First, we'd make sure that the corporate website had way to create and submit content. Specifically content regarding ham recipes. Being someone who lives in a Kosher house, I'll defer to people with more experience cooking canned hams, but I have to assume that people have plenty of recipes.

I actually have a personal connection to DAK Hams, though have never eaten one. Ask me why another time.

Then, we'd help them create a Facebook page that features a Recipe of the Week. We'd make sure that the weekly recipe went live on the site and feed directly through to the Facebook page, thereby showing up in the newsfeed of people who "liked" the Sugarberry Ham page. Also, we'd look at purchasing geo-targeted ads so the people living in the desired areas see the Sugarberry name. Ideally we'd coordinate this with in-store promotions.

Taking it all one step further, we'd love to know the demographic makeup of the targeted stores as well as shopping patterns. That would better enable us to put out the appropriate recipes and release them on days in which people are more likely to be shopping.

Of course, we'd want to hit the coupon world but I think we'd like to try something new. Maybe work with the store and with FourSquare to offer a coupon to anyone who checks in during specific weeks. The Mad Men episode takes place during Thanksgiving, so we'd want to drive traffic both during Thanksgiving week and the weeks leading up to Christmas.
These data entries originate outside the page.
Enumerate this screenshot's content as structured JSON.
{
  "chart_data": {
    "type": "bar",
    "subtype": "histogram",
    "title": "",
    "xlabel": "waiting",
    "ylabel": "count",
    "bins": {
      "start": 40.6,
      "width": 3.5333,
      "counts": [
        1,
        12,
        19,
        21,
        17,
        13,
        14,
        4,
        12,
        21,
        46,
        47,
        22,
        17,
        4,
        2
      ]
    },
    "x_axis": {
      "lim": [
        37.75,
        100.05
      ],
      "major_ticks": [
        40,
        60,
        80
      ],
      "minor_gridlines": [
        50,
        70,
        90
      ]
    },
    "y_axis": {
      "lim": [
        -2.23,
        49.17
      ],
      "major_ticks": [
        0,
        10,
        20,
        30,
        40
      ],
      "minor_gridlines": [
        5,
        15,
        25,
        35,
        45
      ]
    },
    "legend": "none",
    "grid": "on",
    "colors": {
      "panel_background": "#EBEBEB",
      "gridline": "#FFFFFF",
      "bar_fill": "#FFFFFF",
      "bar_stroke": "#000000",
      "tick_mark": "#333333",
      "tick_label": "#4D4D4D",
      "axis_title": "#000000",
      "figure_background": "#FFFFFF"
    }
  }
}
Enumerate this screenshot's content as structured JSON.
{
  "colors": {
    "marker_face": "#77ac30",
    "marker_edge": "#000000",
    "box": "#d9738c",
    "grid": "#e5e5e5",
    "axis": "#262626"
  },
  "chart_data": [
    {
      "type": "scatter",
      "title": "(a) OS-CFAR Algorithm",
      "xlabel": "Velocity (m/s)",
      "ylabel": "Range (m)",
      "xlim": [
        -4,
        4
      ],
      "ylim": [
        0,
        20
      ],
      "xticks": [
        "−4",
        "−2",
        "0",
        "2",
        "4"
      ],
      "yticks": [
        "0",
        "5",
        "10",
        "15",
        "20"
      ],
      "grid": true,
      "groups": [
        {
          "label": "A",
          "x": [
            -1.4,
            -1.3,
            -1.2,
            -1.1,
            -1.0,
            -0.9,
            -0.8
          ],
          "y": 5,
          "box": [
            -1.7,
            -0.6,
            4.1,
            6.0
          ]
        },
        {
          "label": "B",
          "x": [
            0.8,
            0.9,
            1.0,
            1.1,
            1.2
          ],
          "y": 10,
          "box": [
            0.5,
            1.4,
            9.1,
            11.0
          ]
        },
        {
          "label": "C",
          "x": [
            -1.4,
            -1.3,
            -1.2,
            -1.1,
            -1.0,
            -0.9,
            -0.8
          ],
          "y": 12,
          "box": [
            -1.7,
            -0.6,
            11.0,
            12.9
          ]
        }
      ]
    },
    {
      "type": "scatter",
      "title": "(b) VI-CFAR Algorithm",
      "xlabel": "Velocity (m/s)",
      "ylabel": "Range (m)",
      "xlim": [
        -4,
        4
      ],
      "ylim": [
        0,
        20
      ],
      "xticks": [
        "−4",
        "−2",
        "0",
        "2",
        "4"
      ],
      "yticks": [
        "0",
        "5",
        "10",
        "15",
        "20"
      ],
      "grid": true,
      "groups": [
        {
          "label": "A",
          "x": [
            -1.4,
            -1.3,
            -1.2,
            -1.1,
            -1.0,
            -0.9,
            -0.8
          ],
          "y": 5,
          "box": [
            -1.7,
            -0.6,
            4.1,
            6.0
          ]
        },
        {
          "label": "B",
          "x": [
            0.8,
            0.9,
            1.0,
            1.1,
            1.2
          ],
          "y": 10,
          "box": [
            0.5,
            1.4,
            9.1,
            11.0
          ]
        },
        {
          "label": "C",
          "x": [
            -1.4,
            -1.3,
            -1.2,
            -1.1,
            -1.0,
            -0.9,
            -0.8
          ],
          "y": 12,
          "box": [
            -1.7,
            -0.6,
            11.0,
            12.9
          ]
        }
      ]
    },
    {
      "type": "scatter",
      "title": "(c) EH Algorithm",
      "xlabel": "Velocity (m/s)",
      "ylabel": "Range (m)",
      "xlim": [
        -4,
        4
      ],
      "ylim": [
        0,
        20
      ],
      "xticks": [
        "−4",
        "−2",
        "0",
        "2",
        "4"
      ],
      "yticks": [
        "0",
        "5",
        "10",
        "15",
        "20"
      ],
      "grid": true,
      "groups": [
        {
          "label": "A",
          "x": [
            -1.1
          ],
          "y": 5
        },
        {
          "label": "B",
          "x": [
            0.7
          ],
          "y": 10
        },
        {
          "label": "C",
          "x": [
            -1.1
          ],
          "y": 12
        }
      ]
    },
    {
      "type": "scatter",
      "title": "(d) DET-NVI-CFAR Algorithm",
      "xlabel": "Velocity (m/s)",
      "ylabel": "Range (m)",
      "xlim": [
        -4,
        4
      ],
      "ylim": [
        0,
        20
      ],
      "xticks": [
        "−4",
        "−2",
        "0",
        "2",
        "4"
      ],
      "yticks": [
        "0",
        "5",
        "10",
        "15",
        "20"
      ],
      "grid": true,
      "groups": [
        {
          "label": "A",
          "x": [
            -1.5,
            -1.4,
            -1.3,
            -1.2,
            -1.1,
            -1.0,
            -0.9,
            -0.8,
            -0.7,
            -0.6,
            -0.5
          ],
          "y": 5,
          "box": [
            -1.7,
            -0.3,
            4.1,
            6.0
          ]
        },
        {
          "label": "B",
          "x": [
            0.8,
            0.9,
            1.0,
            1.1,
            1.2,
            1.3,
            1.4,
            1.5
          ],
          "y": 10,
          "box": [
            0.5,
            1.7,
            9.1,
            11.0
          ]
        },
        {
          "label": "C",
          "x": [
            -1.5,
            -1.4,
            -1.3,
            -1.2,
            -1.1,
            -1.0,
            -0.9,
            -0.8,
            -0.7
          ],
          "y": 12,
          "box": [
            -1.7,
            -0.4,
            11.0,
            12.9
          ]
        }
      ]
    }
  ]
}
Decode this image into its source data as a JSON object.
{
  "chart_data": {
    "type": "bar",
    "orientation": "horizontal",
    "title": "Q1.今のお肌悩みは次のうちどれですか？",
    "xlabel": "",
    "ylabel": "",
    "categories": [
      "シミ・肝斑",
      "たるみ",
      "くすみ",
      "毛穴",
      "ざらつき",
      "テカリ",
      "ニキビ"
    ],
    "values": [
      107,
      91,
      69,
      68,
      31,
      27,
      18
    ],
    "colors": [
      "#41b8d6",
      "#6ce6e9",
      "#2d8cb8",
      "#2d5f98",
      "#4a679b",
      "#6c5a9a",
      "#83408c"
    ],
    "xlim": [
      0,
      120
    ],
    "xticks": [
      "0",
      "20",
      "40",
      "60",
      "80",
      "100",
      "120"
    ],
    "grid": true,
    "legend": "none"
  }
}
On the media relations side it would be interesting to talk with food reporters about alternatives to the traditional Thanksgiving Turkey. In today's world ham may be seen as a bit passe, but I'm sure we could work with a local chef to get some updated recipes that start with a canned ham. That may even lead to a YouTube campaign in which we ask a series of chefs to show us what they can do with a canned ham, besides make it a paperweight. We'd ask the question "can you turn a canned ham into a Top Chef-worthy meal?"

Of course, these are just some of our thoughts. What would you do?